Rispetto alla RM, l’ecografia consente un esame dinamico e l’ecografista può osservare i tessuti visualizzati durante il movimento attivo e passivo. Paragonata alla RM, il principale limite dell’ecografia è rappresentato dall’impossibilità di studiare l’osso subcondrale. L’ecografista deve saper riconoscere i vantaggi e gli svantaggi di ogni tecnica di imaging ed adeguare l’esame adatto alla problematica clinica del singolo paziente.

Punti chiave
  1. Se da un lato radiologia convenzionale e la risonanza magnetica rimangono le tecniche di imaging di riferimento, nel corso degli ultimi anni l’ecografia ha assunto un ruolo sempre più importante nell’ambito della patologia artrosica. I vantaggi generali dell’ecografia sono principalmente rappresentati dalla pronta disponibilità, dal basso costo, dall’assenza di radiazioni ionizzanti, e dalla ripetibilità della metodica.

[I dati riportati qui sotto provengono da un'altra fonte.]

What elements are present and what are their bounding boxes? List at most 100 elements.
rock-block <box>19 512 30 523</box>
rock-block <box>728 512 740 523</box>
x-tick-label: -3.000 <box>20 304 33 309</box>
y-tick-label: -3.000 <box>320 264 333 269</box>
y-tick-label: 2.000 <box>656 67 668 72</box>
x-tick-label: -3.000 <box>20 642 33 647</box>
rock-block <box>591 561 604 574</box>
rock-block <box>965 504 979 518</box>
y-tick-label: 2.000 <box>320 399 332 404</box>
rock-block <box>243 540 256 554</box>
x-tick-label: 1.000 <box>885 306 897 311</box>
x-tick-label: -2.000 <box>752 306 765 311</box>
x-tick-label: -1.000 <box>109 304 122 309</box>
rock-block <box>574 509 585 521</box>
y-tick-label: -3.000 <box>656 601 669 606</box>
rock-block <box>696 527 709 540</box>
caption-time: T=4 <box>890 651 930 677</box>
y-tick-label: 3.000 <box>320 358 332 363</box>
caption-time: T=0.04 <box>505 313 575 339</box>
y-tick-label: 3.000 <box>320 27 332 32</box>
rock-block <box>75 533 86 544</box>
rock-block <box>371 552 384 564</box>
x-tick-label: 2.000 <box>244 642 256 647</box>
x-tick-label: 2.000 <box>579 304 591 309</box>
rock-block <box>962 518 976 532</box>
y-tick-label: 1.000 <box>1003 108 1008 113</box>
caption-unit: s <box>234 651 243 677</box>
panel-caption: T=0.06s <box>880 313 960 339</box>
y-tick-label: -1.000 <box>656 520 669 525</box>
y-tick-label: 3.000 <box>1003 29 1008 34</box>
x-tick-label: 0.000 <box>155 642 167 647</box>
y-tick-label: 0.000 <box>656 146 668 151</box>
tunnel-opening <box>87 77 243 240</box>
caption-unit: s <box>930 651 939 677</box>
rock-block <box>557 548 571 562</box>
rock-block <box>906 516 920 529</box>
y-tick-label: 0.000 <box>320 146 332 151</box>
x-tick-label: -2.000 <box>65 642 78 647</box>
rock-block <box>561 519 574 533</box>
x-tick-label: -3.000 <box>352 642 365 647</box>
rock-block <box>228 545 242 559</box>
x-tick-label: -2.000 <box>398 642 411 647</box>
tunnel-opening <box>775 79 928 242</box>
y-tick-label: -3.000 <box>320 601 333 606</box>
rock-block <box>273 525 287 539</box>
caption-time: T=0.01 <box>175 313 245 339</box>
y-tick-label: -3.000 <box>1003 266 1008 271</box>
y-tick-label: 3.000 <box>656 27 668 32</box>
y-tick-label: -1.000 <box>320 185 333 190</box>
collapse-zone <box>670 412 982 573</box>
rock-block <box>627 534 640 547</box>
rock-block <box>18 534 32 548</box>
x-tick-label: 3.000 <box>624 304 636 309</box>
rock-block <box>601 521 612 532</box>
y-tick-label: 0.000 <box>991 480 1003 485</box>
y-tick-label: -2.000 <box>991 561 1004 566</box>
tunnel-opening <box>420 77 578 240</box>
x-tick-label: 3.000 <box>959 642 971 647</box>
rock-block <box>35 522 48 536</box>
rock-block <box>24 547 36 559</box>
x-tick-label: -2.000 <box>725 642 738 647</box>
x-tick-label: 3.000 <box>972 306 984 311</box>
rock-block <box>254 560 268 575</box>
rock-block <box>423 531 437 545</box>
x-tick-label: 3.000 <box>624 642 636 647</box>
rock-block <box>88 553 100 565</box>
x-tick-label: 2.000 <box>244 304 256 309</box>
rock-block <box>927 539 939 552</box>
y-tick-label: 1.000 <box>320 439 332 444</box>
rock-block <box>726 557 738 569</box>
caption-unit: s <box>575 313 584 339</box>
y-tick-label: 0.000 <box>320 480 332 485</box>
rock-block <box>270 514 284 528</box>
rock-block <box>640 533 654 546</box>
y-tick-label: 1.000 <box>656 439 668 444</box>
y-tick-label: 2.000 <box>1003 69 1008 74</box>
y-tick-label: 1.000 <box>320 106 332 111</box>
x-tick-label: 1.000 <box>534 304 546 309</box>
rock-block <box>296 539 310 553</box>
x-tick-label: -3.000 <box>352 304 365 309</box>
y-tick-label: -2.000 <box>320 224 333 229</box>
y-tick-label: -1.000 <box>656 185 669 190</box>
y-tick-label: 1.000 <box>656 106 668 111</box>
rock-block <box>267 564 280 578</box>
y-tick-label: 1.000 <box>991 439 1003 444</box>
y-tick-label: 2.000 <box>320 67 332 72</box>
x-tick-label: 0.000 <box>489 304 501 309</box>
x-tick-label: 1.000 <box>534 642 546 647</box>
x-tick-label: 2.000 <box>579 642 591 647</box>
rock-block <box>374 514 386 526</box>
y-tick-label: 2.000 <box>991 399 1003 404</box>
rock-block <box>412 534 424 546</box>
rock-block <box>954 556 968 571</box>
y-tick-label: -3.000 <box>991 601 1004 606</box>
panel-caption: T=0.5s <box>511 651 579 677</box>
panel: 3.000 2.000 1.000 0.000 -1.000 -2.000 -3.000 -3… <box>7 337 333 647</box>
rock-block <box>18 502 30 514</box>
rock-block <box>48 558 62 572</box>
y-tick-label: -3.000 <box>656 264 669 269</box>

  2. In corso di osteoartrosi i vantaggi dell’ecografia sono rappresentati dalla possibilità di visualizzare precocemente alterazioni molto iniziali della patologia sia a livello cartilagineo, sia a carico dei tessuti molli (tessuto sinoviale, mensichi, capsula articolare), sia a livello del profilo osseo (osteofiti, erosioni).
  3. I principali svantaggi sono lo studio di zone scarsamente accessibili con gli ultrasuoni, come la porzione laterale del ginocchio, o non completamente accessibili, come l’osso subcondrale.